Yo soy mi enfermedad y mi enfermedad soy yo. Ambos compartimos


un mismo cuerpo y una misma mente. Desde el mismo momento en
el que fui engendrado, ella también fue gestándose día a día dentro
de mí, enredada en mis propios genes, concretamente, según las
investigaciones genéticas, en el brazo corto del cromosoma X. Ella y
yo nos despertamos a la misma vez cada mañana y cerramos los
mismos ojos al anochecer. Compartimos pensamientos, sensaciones,
recuerdos del ayer y los planes del futuro. Tras años de convivencia
aprendí a no luchar contra ella, sino a luchar para vivir con ella.

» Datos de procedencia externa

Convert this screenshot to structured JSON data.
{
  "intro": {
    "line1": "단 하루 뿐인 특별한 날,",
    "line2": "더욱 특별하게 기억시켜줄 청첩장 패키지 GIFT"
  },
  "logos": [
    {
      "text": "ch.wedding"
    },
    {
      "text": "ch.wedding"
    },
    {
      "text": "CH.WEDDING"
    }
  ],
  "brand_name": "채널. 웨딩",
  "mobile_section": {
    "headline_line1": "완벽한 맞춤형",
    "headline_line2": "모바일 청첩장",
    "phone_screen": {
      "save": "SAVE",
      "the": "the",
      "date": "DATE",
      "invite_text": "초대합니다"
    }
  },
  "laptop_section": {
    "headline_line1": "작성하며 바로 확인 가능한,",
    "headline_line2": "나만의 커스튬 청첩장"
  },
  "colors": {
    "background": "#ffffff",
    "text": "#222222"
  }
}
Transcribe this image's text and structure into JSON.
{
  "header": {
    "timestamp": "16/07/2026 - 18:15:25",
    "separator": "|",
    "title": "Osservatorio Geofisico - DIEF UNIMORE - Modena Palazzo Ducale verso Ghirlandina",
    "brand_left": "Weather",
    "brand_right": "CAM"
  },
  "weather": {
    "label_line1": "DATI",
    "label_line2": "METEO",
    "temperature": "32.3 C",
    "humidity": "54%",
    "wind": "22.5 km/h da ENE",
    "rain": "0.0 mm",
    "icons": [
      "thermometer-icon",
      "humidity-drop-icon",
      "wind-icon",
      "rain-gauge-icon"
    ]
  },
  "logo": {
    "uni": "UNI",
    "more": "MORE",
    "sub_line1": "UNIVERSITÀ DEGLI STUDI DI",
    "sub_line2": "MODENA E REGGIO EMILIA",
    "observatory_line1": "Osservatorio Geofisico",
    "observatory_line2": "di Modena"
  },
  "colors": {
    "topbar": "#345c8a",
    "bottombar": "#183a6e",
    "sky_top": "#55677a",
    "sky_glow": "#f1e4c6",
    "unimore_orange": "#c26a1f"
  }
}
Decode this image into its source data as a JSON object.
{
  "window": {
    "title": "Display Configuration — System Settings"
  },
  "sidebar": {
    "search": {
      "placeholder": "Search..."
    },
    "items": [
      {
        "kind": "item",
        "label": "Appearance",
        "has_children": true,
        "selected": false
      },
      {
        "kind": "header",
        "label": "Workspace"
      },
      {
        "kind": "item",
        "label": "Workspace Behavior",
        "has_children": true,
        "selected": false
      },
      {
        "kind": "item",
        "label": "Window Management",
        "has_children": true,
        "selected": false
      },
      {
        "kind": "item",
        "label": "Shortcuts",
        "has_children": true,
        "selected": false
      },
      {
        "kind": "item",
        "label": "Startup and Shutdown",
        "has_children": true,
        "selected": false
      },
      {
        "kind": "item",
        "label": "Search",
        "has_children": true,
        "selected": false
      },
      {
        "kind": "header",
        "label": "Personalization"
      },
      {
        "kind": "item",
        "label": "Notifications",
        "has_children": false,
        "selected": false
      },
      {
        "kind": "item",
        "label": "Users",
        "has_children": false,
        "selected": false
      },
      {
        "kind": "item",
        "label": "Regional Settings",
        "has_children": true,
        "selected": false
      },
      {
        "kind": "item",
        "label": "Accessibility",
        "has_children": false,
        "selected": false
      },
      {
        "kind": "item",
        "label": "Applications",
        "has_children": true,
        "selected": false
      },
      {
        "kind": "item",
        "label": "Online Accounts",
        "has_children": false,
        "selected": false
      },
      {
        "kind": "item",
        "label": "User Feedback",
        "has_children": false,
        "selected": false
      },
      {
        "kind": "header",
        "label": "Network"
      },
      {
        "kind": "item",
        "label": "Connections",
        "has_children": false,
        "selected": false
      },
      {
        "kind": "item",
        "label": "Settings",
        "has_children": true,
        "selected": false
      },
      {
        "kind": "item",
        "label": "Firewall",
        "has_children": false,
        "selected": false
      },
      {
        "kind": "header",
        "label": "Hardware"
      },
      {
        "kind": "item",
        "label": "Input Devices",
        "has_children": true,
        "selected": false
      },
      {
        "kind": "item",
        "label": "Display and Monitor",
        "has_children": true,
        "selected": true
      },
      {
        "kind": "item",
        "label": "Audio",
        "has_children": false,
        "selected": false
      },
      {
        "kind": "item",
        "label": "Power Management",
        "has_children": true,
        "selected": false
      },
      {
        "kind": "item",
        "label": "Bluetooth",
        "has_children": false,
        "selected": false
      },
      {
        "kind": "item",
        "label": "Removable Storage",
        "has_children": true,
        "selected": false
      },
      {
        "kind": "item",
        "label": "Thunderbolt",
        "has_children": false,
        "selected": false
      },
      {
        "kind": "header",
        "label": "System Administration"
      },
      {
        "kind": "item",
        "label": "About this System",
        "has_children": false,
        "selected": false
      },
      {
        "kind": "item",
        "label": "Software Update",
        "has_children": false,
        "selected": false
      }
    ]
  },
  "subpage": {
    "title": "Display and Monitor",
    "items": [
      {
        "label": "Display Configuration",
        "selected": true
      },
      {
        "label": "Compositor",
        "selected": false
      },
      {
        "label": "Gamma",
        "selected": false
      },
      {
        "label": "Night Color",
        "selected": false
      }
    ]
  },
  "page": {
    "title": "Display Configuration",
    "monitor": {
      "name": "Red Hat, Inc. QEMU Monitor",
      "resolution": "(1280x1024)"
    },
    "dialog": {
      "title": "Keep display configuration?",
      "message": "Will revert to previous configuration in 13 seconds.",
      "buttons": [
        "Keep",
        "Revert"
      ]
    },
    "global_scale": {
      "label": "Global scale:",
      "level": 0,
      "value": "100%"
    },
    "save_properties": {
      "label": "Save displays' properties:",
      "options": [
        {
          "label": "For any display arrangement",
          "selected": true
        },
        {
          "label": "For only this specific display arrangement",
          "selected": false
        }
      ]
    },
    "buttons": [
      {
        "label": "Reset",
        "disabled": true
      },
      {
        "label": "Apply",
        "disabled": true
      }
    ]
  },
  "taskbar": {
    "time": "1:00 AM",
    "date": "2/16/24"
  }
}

Quedaría muy conmovedor decir que he librado una dura batalla
contra mi enfermedad y que he salido victorioso, pero os estaría
engañando. Con el tiempo, caí en la cuenta de que no consiste en
“luchar contra”, sino en “adaptarse a”. “La mejor victoria es vencer
sin combatir”, afirma Sun Tzu en su libro “El arte de la guerra”; “y
esa es la distinción entre el hombre prudente y el ignorante”, termina
añadiendo. Según Darwin, en su “Teoría de la Evolución de las
Especies”, el individuo que sobrevive es el que mejor se adapta a su
medio. En mi caso, un día caí en la cuenta que era de vital
importancia la adaptación a mi enfermedad, a los cambios que ha ido
experimentando mi cuerpo a lo largo de mi vida y a las dificultades
que van apareciendo a cada paso del camino. Hay un Proverbio
Holandés que dice: “No puede impedirse el viento. Pero pueden
construirse molinos”. No puedo evitar mi enfermedad, ni quiero mirar
hacia otro lado como si no existiese, ni desesperarme por todas las
cosas que no puedo hacer por padecerla, sino aprovechar lo que me
aporta, en las oportunidades que me brinda, al igual que el molino
transforma el viento en energía útil. Pero también he de añadir que la
manera en la que cada persona convive con su padecimiento es una
decisión personal. En uno de mis ingresos en el hospital, oí a un
anciano que estaba a punto de morir pedir a las enfermeras un
cigarrillo y un chato de vino. En ese momento, descubrí dos cosas: la
irracionalidad del ser humano y libertad para morir.